Matt Duncan
- Born: Matthew Dominic Fletcher Duncan 29 August 1959 (age 66) Glasgow, Scotland

Rugby union career
- Position: Wing

Amateur team(s)
- Years: Team / Apps / (Points)
- West of Scotland

Provincial / State sides
- Years: Team / Apps / (Points)
- Glasgow District

International career
- Years: Team / Apps / (Points)
- 1985–86: Scotland 'B' / 2
- 1986–89: Scotland / 18 / (28)

= Matt Duncan =

Scotland international rugby union player

Matt Duncan (born 29 August 1959) is a former Scotland international rugby union player.

==Rugby Union career==

===Amateur career===

At club level, he played on the wing for West of Scotland.

===Provincial career===

He played for Glasgow District. He was part of the famous 1989–90 squad that went unbeaten throughout the season; and won the Scottish Inter-District Championship.
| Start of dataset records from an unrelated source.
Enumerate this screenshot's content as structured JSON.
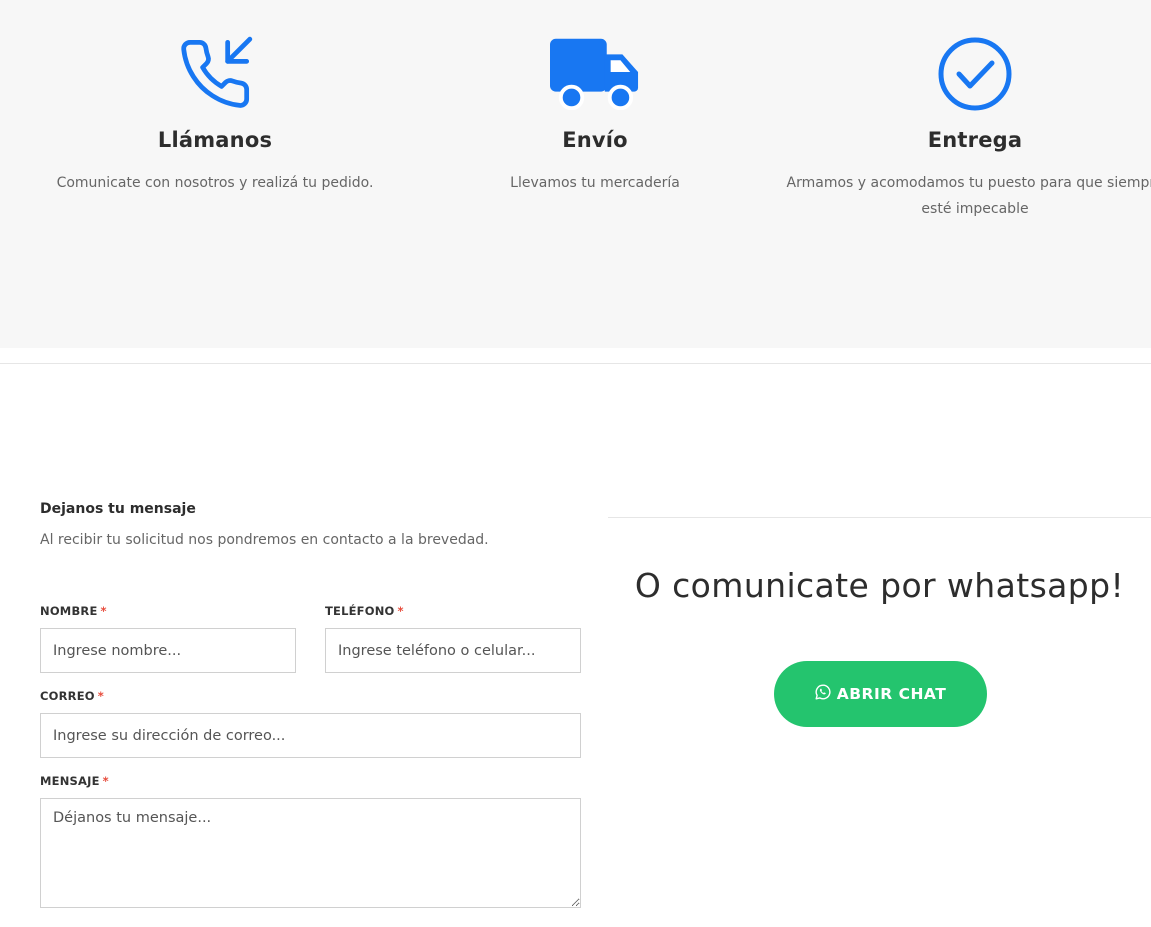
{
  "colors": {
    "accent_blue": "#1877f2",
    "whatsapp_green": "#24c46e",
    "required": "#e74c3c"
  },
  "features": [
    {
      "icon": "phone-incoming-icon",
      "title": "Llámanos",
      "text": "Comunicate con nosotros y realizá tu pedido."
    },
    {
      "icon": "truck-icon",
      "title": "Envío",
      "text": "Llevamos tu mercadería"
    },
    {
      "icon": "check-circle-icon",
      "title": "Entrega",
      "text": "Armamos y acomodamos tu puesto para que siempre esté impecable"
    }
  ],
  "form": {
    "title": "Dejanos tu mensaje",
    "subtitle": "Al recibir tu solicitud nos pondremos en contacto a la brevedad.",
    "required_mark": "*",
    "name": {
      "label": "NOMBRE",
      "placeholder": "Ingrese nombre..."
    },
    "phone": {
      "label": "TELÉFONO",
      "placeholder": "Ingrese teléfono o celular..."
    },
    "email": {
      "label": "CORREO",
      "placeholder": "Ingrese su dirección de correo..."
    },
    "message": {
      "label": "MENSAJE",
      "placeholder": "Déjanos tu mensaje..."
    }
  },
  "whatsapp": {
    "title": "O comunicate por whatsapp!",
    "button_label": "ABRIR CHAT",
    "button_icon": "whatsapp-icon"
  }
}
===International career===

He was capped by Scotland 'B' twice in the period 1985–86.

His international debut came during the 1986 Five Nations Championship against France at Murrayfield. He went on to score in the following two games. He scored four tries at the 1987 Rugby World Cup. His final appearance was against Wales at Murrayfield in 1989.

He made 18 appearances for the Scotland.